Cloud TPU is a Google Cloud service offering currently in alpha that gives users the ability to perform training and inference of machine learning models using the second-generation TPUs. You can connect to the Cloud TPUs from both standard and custom virtual machine types, and the offering is also fully integrated with other Google Cloud Platform offerings including Google Compute Engine and BigQuery.4 This is the most direct way for the enterprise to take advantage of Google’s TPUs. Google also exposes TPUs indirectly through some of the functionality of the Cloud Machine Learning Engine (Cloud ML).

Summary

The question for any enterprise adopting deep learning is how will it integrate into the organization’s existing workflows and data pipelines. The TensorFlow data pipeline is composed of three stages: (1) data preparation, (2) model training, and (3) model serving and inference. All three see substantial support from both the TensorFlow library directly and the emerging ecosystem. This data pipeline is very similar to the traditional machine learning pipeline found in the enterprise with one notable difference; model training can be substantially more time and resource intensive for deep learning models. The ecosystem attempts to remedy this situation with support for multiple GPUs and even Google’s own TPUs.

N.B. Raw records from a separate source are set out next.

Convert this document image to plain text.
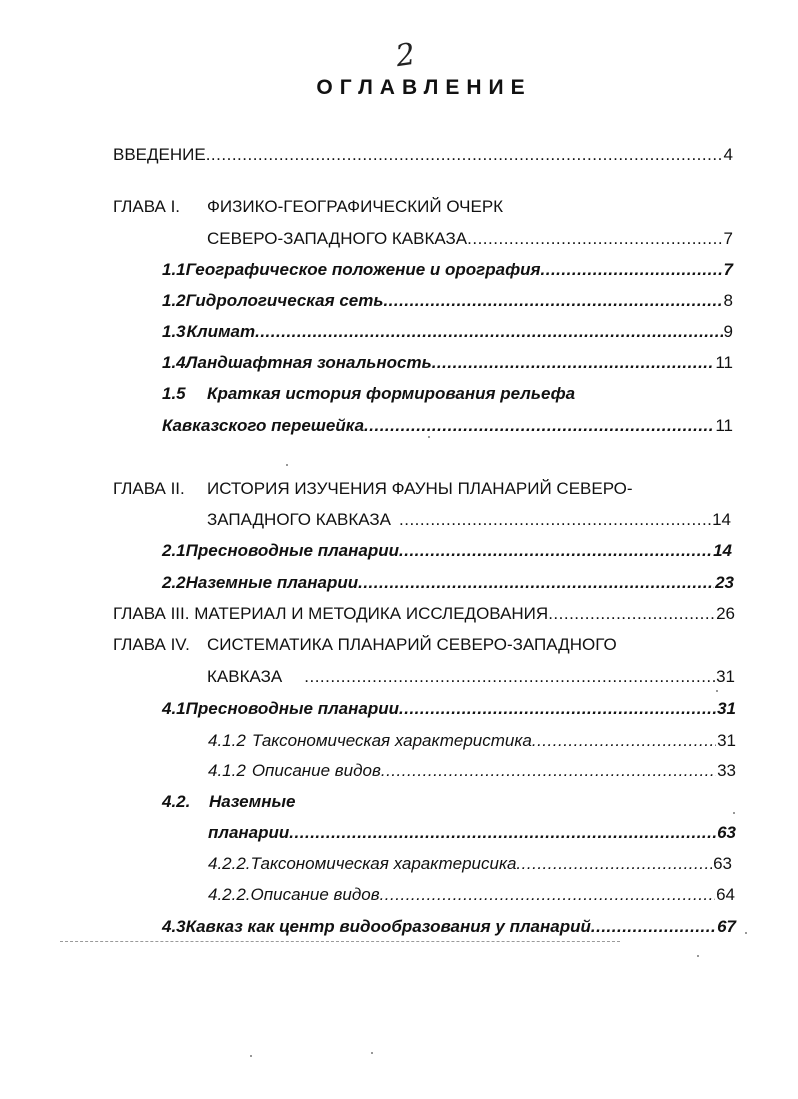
2
ОГЛАВЛЕНИЕ
ВВЕДЕНИЕ .....	4
ГЛАВА I.	ФИЗИКО-ГЕОГРАФИЧЕСКИЙ ОЧЕРК
СЕВЕРО-ЗАПАДНОГО КАВКАЗА .....	7
1.1 Географическое положение и орография .....	7
1.2 Гидрологическая сеть .....	8
1.3 Климат .....	9
1.4 Ландшафтная зональность .....	11
1.5	Краткая история формирования рельефа
Кавказского перешейка .....	11
ГЛАВА II.	ИСТОРИЯ ИЗУЧЕНИЯ ФАУНЫ ПЛАНАРИЙ СЕВЕРО-
ЗАПАДНОГО КАВКАЗА .....	14
2.1 Пресноводные планарии .....	14
2.2 Наземные планарии .....	23
ГЛАВА III. МАТЕРИАЛ И МЕТОДИКА ИССЛЕДОВАНИЯ .....	26
ГЛАВА IV.	СИСТЕМАТИКА ПЛАНАРИЙ СЕВЕРО-ЗАПАДНОГО
КАВКАЗА .....	31
4.1 Пресноводные планарии .....	31
4.1.2 Таксономическая характеристика .....	31
4.1.2 Описание видов .....	33
4.2.	Наземные
планарии .....	63
4.2.2. Таксономическая характерисика .....	63
4.2.2. Описание видов .....	64
4.3 Кавказ как центр видообразования у планарий .....	67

1 Christian Szegedy, Wei Liu, Yangqing Jia, Pierre Sermanet, Scott E. Reed, Dragomir Anguelov, Dumitru Erhan, Vincent Vanhoucke, and Andrew Rabinovich, “Going Deeper with Convolutions”, Computer Vision and Pattern Recognition (2015).

2 N.P. Jouppi et al., “In-Datacenter Performance Analysis of a Tensor Processing Unit”, Proceedings of the 44th Annual International Symposium on Computer Architecture (June 2017): 1-12.

3 Patrick Kennedy, “Google Cloud TPU Details Revealed,” STH, May 17, 2017, https://www.servethehome.com/google-cloud-tpu-details-revealed/.

4 Cloud TPUs - ML accelerators for TensorFlow  |  Google Cloud Platform.